In keeping with this philosophy, every year the festival will adopt fourty emerging artists through an international public call. They will have the opportunity to show their portfolio to players within the art sector, who have been specifically invited to attend the festival.

 .

PHASE 1
Rights of participation Phase 1

Free
Who can participate

Any artist or photographer who considers her/himself “emerging”, regardless of age or nationality.
Work to show

You must show a series of between 15 and 20 topically-connected images, in digital format.
How to submit the works

Works must be sent via the festival’s website.
You must fill out the form and then you will be able to upload the images.
Technical conditions for the images:
Images may not exceed 1200 pixels on any side.
Images may be no larger than 900 KB.
Photographs must be sent with the embedded RGB profile (1998)
Deadline for submission of on-line work

The deadline for submission of work is 30th June 2011.
Selection process for authors attending Patio of the Llotja

Rafael Doctor (director of MUSAC 2001-2009) is responsible for selecting works and authors to participate in the Patio of the Llotja.
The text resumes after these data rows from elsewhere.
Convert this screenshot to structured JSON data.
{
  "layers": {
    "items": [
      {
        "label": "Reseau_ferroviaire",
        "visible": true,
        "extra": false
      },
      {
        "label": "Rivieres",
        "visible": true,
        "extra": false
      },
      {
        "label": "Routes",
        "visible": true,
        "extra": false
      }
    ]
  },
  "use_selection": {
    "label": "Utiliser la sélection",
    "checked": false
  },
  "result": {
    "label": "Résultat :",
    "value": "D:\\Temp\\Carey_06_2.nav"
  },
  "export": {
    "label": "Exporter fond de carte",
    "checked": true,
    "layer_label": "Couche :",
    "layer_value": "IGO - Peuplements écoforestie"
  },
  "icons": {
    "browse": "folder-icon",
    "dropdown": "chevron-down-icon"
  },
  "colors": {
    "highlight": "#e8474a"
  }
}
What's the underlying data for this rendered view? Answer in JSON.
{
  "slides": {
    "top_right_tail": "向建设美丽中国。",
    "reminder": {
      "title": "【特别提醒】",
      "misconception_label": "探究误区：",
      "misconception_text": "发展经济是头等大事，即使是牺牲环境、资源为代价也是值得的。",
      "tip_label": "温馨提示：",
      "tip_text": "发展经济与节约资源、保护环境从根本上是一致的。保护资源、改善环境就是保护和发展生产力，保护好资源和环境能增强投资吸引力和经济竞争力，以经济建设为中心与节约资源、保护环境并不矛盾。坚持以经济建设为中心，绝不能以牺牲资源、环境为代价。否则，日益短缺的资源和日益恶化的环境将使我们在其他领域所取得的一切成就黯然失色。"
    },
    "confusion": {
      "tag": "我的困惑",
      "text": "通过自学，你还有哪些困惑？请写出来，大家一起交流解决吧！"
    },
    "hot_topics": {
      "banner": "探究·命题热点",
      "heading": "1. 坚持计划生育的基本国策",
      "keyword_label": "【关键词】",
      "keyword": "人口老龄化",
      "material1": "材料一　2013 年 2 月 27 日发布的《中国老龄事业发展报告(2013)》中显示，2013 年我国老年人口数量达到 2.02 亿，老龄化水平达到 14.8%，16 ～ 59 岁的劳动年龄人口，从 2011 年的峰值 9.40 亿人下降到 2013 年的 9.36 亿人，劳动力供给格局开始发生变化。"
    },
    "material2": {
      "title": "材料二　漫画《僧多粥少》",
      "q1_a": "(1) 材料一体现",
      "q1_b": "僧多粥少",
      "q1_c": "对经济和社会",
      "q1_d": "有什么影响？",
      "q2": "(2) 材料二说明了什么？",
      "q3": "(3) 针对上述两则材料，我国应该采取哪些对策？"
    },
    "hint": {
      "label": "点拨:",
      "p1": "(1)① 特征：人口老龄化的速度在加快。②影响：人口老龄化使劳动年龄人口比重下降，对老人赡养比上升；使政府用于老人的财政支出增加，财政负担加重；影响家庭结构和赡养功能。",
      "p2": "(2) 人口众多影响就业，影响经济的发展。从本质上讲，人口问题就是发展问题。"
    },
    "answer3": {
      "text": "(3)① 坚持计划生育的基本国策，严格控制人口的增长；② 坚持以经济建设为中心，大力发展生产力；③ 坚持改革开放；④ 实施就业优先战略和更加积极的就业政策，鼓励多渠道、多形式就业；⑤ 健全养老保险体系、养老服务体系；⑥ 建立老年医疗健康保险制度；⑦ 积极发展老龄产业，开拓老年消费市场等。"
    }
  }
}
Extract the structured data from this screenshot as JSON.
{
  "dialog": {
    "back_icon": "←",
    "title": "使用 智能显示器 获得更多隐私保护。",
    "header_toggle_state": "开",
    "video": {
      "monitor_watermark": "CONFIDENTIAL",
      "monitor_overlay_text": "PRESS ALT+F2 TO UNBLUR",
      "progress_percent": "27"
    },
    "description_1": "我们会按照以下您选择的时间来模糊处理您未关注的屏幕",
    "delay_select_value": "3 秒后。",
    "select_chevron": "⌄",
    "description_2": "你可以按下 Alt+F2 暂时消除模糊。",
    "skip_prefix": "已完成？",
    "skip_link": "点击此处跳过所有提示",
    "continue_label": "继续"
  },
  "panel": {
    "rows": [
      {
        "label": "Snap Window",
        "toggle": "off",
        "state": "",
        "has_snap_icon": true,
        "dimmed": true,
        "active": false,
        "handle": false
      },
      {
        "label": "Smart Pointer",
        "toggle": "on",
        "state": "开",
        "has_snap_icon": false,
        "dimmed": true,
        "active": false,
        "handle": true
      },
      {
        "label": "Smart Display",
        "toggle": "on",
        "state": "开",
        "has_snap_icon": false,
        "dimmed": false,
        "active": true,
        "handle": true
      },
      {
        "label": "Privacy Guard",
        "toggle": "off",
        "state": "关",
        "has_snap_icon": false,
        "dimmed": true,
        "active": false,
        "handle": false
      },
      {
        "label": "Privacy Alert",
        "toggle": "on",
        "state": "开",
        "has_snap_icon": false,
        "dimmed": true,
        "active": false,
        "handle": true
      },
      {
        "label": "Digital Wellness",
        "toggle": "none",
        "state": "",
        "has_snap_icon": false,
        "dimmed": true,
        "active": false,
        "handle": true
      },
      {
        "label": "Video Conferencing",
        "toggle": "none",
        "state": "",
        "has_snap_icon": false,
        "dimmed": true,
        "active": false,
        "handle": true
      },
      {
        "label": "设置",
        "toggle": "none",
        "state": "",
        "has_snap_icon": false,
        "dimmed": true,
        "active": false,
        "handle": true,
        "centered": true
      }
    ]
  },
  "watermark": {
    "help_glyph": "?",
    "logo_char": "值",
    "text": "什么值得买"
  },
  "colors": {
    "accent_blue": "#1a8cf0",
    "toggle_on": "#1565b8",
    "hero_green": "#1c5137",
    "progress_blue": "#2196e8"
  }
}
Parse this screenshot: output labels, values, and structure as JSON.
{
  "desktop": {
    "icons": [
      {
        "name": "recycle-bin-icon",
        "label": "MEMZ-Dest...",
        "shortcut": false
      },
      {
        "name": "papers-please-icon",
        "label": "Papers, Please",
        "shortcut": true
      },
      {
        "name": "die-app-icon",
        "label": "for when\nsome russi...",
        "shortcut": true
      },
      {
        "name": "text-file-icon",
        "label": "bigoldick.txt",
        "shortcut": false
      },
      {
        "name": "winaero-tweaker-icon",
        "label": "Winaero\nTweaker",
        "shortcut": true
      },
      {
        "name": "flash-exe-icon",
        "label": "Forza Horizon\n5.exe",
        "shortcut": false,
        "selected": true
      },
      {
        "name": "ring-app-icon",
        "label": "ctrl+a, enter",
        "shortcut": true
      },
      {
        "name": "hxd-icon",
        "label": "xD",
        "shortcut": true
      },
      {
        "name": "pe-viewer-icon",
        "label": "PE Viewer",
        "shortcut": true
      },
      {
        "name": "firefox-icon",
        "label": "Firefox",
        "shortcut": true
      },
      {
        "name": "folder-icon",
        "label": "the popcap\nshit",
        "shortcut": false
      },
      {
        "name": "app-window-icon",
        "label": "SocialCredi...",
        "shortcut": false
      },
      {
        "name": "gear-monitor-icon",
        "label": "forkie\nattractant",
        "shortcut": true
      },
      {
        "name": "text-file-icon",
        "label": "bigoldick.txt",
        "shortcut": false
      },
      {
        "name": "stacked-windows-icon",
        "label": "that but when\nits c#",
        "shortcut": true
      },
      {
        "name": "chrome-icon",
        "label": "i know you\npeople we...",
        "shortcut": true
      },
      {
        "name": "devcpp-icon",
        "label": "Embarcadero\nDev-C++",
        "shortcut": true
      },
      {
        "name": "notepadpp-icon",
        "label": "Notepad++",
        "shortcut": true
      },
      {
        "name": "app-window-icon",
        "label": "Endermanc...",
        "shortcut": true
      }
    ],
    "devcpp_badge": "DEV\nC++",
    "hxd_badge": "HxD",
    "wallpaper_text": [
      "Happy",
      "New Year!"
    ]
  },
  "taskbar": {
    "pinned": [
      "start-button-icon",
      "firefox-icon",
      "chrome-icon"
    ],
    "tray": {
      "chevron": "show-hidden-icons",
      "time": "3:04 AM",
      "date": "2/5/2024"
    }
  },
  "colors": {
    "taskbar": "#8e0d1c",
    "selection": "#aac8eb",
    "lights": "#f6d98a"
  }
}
Selected authors will be personally notified by mail.

 .

PHASE 2 OF SELECTION

The finalist authors, along with their printed portfolios, will attend the Patio of the Llotja (Lleida-Spain) on 27st and 28nd October 2011.
Authors are required to bring unmounted images for their portfolio printed in 30x40cm size (the organization will provide a box and folder with which to show the works). They may attach all the material they think they will need to complete their portfolio.

There will be a physical space to display their work to the followers as well as the general public, while they will compete for the different awards associated with the activity of the Patio of the Llotja.
Rights of participation: € 79

The authors selected to participate in El Pati de la Llotja are required to pay € 79 at the festival by way of participation fees. This amount must be paid into the account of the festival no later than 7 days after the selection is announced. The amount does not include accommodation, subsistence or travel, which will be borne by each author.